Having had nothing but softball interviews to date, where he has been allowed to spew his usual bilge that he is simply being persecuted by evil “liberals” for his “pro-traditional family” and “conservative” values, this apparently came as a shock to Eugene — the notion that he might actually someday have to address the actual and substantial evidence that he stole from the public to line his own pockets.
Eugene’s reaction was to start yelling. He refused to answer any of the questions from the press about the actual facts of the case, and ended by shouting, “There is nothing to these charges and never has been and never will be. Political sour grapes of the first order — period.” His lawyer had to take over to prevent a further public meltdown.
But just out of curiosity, Eugene, was it also “political sour grapes of the first order—period” that led a special grand jury of ordinary citizens to conclude last year that you had misappropriated public funds for your political campaigns, and to note that the only reason an indictment was not returned was a bizarre loophole in the statute against misappropriation of public resources that it exempts “part-time” officials such as county supervisors?
And was it also “political sour grapes” that led to a unanimous vote by the all-Republican Board of Supervisors last summer to censure you for these actions, and also took away your office staff and control of your district budget — a punishment you agreed to accept and which led you to apologize for the “embarrassment” you had caused?

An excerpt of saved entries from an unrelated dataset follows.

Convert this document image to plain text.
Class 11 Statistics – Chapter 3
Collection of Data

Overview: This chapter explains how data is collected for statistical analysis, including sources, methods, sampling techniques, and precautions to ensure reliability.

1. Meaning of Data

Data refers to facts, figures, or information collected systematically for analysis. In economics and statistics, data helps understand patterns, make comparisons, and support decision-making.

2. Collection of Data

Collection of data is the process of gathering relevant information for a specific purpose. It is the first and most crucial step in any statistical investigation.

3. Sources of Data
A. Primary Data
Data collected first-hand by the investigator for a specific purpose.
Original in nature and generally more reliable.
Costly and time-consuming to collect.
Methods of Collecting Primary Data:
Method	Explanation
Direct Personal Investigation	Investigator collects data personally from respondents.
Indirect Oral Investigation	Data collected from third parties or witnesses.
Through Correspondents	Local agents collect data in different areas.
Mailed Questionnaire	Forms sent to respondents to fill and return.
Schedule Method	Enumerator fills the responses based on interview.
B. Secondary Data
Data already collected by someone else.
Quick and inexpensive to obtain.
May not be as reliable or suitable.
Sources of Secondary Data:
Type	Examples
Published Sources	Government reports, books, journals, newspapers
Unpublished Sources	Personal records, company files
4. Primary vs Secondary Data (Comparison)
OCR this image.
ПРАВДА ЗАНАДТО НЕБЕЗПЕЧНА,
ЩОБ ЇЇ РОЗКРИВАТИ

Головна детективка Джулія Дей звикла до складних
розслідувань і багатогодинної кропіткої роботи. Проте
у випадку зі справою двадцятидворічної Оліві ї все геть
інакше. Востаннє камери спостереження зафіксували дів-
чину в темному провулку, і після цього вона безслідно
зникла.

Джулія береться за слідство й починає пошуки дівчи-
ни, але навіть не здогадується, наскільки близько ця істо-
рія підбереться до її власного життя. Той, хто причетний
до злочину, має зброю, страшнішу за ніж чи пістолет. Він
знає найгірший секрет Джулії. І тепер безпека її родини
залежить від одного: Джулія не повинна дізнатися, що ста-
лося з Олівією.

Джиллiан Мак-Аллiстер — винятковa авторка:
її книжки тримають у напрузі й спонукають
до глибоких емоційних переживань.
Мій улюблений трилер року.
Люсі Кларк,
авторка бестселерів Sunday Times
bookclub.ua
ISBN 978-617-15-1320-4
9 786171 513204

And was it also “political sour grapes” that motivated more than 600 voters in your district to sign a petition initiating the current legal case to have you removed from your office for misuse of same (a polite way of saying corruption)?
Just asking! And maybe the slowly-becoming-informed press will, too, at their next opportunity!

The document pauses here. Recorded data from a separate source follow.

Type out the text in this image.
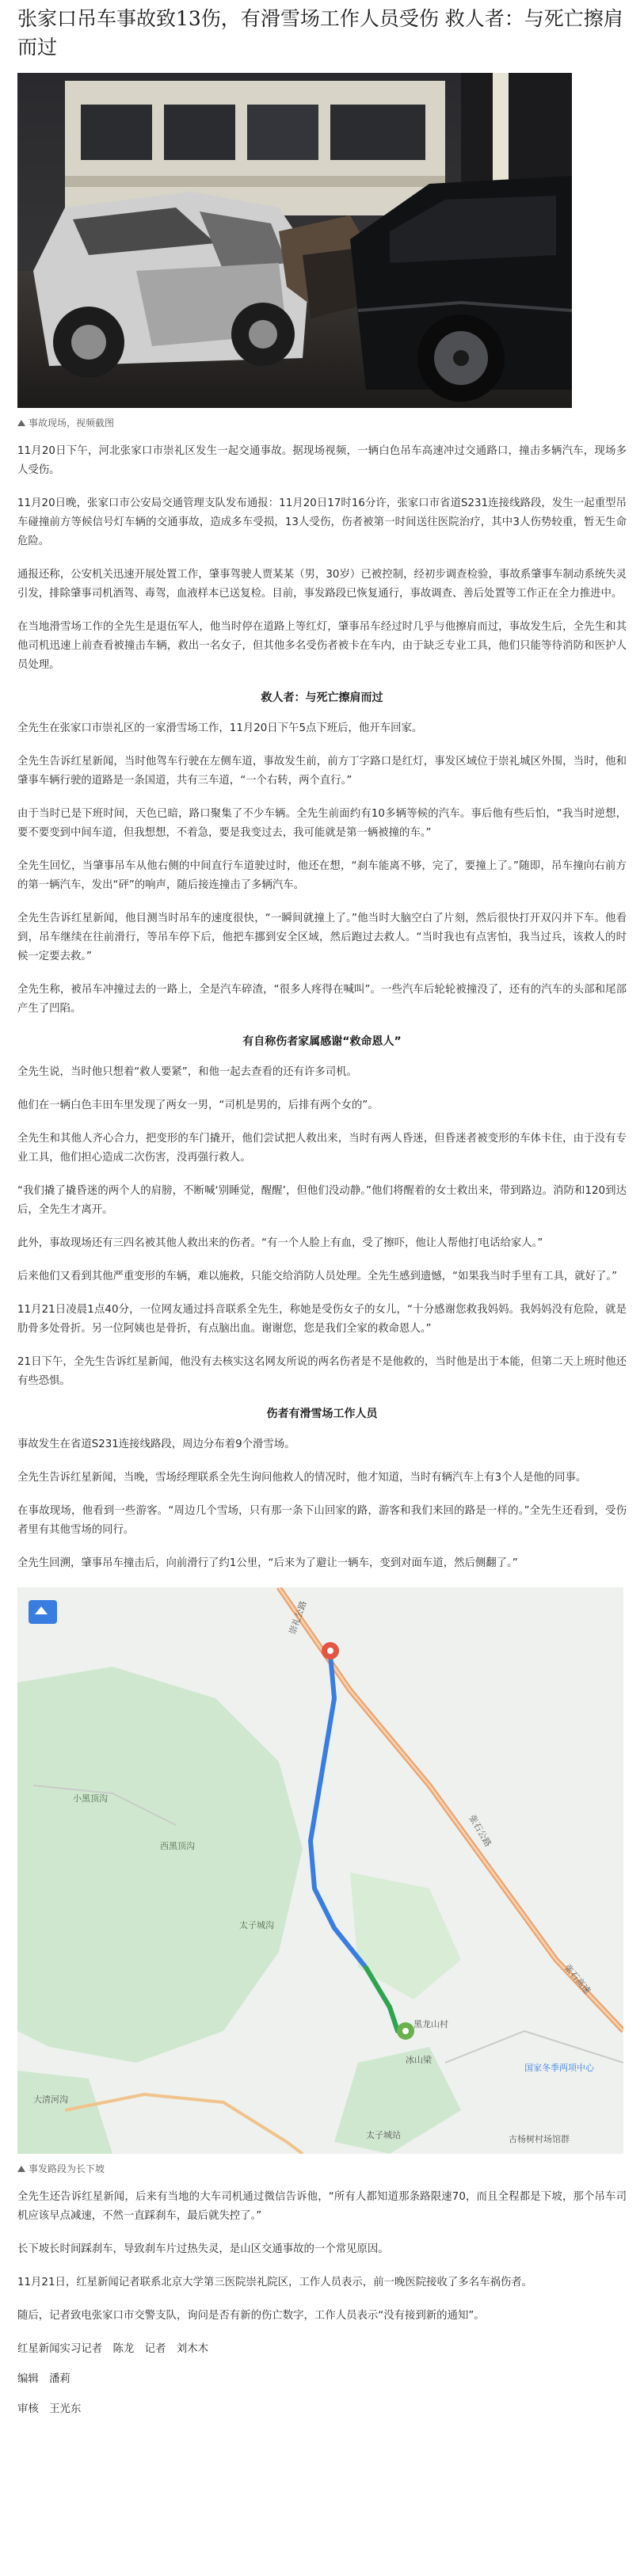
张家口吊车事故致13伤，有滑雪场工作人员受伤 救人者：与死亡擦肩而过
事故现场，视频截图

11月20日下午，河北张家口市崇礼区发生一起交通事故。据现场视频，一辆白色吊车高速冲过交通路口，撞击多辆汽车，现场多人受伤。

11月20日晚，张家口市公安局交通管理支队发布通报：11月20日17时16分许，张家口市省道S231连接线路段，发生一起重型吊车碰撞前方等候信号灯车辆的交通事故，造成多车受损，13人受伤，伤者被第一时间送往医院治疗，其中3人伤势较重，暂无生命危险。

通报还称，公安机关迅速开展处置工作，肇事驾驶人贾某某（男，30岁）已被控制，经初步调查检验，事故系肇事车制动系统失灵引发，排除肇事司机酒驾、毒驾，血液样本已送复检。目前，事发路段已恢复通行，事故调查、善后处置等工作正在全力推进中。

在当地滑雪场工作的全先生是退伍军人，他当时停在道路上等红灯，肇事吊车经过时几乎与他擦肩而过，事故发生后，全先生和其他司机迅速上前查看被撞击车辆，救出一名女子，但其他多名受伤者被卡在车内，由于缺乏专业工具，他们只能等待消防和医护人员处理。

救人者：与死亡擦肩而过

全先生在张家口市崇礼区的一家滑雪场工作，11月20日下午5点下班后，他开车回家。

全先生告诉红星新闻，当时他驾车行驶在左侧车道，事故发生前，前方丁字路口是红灯，事发区域位于崇礼城区外围，当时，他和肇事车辆行驶的道路是一条国道，共有三车道，“一个右转，两个直行。”

由于当时已是下班时间，天色已暗，路口聚集了不少车辆。全先生前面约有10多辆等候的汽车。事后他有些后怕，“我当时逆想，要不要变到中间车道，但我想想，不着急，要是我变过去，我可能就是第一辆被撞的车。”

全先生回忆，当肇事吊车从他右侧的中间直行车道驶过时，他还在想，“刹车能离不够，完了，要撞上了。”随即，吊车撞向右前方的第一辆汽车，发出“砰”的响声，随后接连撞击了多辆汽车。

全先生告诉红星新闻，他目测当时吊车的速度很快，“一瞬间就撞上了。”他当时大脑空白了片刻，然后很快打开双闪并下车。他看到，吊车继续在往前滑行，等吊车停下后，他把车挪到安全区域，然后跑过去救人。“当时我也有点害怕，我当过兵，该救人的时候一定要去救。”

全先生称，被吊车冲撞过去的一路上，全是汽车碎渣，“很多人疼得在喊叫”。一些汽车后轮轮被撞没了，还有的汽车的头部和尾部产生了凹陷。

有自称伤者家属感谢“救命恩人”

全先生说，当时他只想着“救人要紧”，和他一起去查看的还有许多司机。

他们在一辆白色丰田车里发现了两女一男，“司机是男的，后排有两个女的”。

全先生和其他人齐心合力，把变形的车门撬开，他们尝试把人救出来，当时有两人昏迷，但昏迷者被变形的车体卡住，由于没有专业工具，他们担心造成二次伤害，没再强行救人。

“我们撬了撬昏迷的两个人的肩膀，不断喊‘别睡觉，醒醒’，但他们没动静。”他们将醒着的女士救出来，带到路边。消防和120到达后，全先生才离开。

此外，事故现场还有三四名被其他人救出来的伤者。“有一个人脸上有血，受了擦吓，他让人帮他打电话给家人。”

后来他们又看到其他严重变形的车辆，难以施救，只能交给消防人员处理。全先生感到遗憾，“如果我当时手里有工具，就好了。”

11月21日凌晨1点40分，一位网友通过抖音联系全先生，称她是受伤女子的女儿，“十分感谢您救我妈妈。我妈妈没有危险，就是肋骨多处骨折。另一位阿姨也是骨折，有点脑出血。谢谢您，您是我们全家的救命恩人。”

21日下午，全先生告诉红星新闻，他没有去核实这名网友所说的两名伤者是不是他救的，当时他是出于本能，但第二天上班时他还有些恐惧。

伤者有滑雪场工作人员

事故发生在省道S231连接线路段，周边分布着9个滑雪场。

全先生告诉红星新闻，当晚，雪场经理联系全先生询问他救人的情况时，他才知道，当时有辆汽车上有3个人是他的同事。

在事故现场，他看到一些游客。“周边几个雪场，只有那一条下山回家的路，游客和我们来回的路是一样的。”全先生还看到，受伤者里有其他雪场的同行。

全先生回溯，肇事吊车撞击后，向前滑行了约1公里，“后来为了避让一辆车，变到对面车道，然后侧翻了。”

崇礼公路
张石公路
张石高速
小黑顶沟
西黑顶沟
太子城沟
黑龙山村
冰山梁
国家冬季两项中心
大清河沟
太子城站	古杨树村场馆群
事发路段为长下坡

全先生还告诉红星新闻，后来有当地的大车司机通过微信告诉他，“所有人都知道那条路限速70，而且全程都是下坡，那个吊车司机应该早点减速，不然一直踩刹车，最后就失控了。”

长下坡长时间踩刹车，导致刹车片过热失灵，是山区交通事故的一个常见原因。

11月21日，红星新闻记者联系北京大学第三医院崇礼院区，工作人员表示，前一晚医院接收了多名车祸伤者。

随后，记者致电张家口市交警支队，询问是否有新的伤亡数字，工作人员表示“没有接到新的通知”。

红星新闻实习记者　陈龙　记者　刘木木

编辑　潘莉

审核　王光东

Meanwhile, at yesterday’s hearing (to which Eugene showed up a few minutes late, expressing his usual deep respect for government institutions) Judge Burke McCahill announced that all of the judges of Loudoun’s Circuit Court were recusing themselves from the case and that he was asking the state Supreme Court to appoint a substitute judge.
This ought to raise a few eyebrows in itself. McCahill offered no grounds for the recusal, and normally it requires a circumstance in which a judge’s impartiality may be legitimately questioned — such as having kinship or financial ties to one of the parties or their attorneys, having made public statements outside of the courtroom expressing an opinion on the case, or being a material witness to evidence in the case. Simply wanting to duck a political hot potato ought not in the normal course of events to be sufficient reason for a judge to refuse to take a case.

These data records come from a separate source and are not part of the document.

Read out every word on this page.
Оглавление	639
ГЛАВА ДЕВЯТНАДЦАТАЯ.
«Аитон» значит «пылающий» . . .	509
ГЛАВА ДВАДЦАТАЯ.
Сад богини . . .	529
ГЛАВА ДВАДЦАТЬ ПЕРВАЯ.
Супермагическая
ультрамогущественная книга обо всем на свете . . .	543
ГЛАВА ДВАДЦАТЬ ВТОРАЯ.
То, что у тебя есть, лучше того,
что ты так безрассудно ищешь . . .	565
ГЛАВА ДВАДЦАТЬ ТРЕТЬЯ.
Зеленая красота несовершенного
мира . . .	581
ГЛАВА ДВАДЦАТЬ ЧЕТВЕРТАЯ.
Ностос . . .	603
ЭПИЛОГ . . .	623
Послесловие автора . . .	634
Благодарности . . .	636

So we do wonder just what ties our judges have to Eugene that they need to steer clear.
Because the law for removal from office requires quick action, we can expect only a short delay in the proceedings. All signs are this one is going to go to trial, and it should provide a wealth of fascinating details about Eugene’s SOP.
Delgaudio predictably has not passed up an opportunity to turn this little unpleasantness into yet another fundraising appeal for his anti-gay Public Advocate organization, however: he sent out a letter the other day that began, “The Homosexual Lobby and their allies in the media have unleashed an attack on my livelihood as a humble public servant. . . . Please chip in $10 or $20 or even $35 to help Public Advocate stand strong against the Homosexual Lobby.”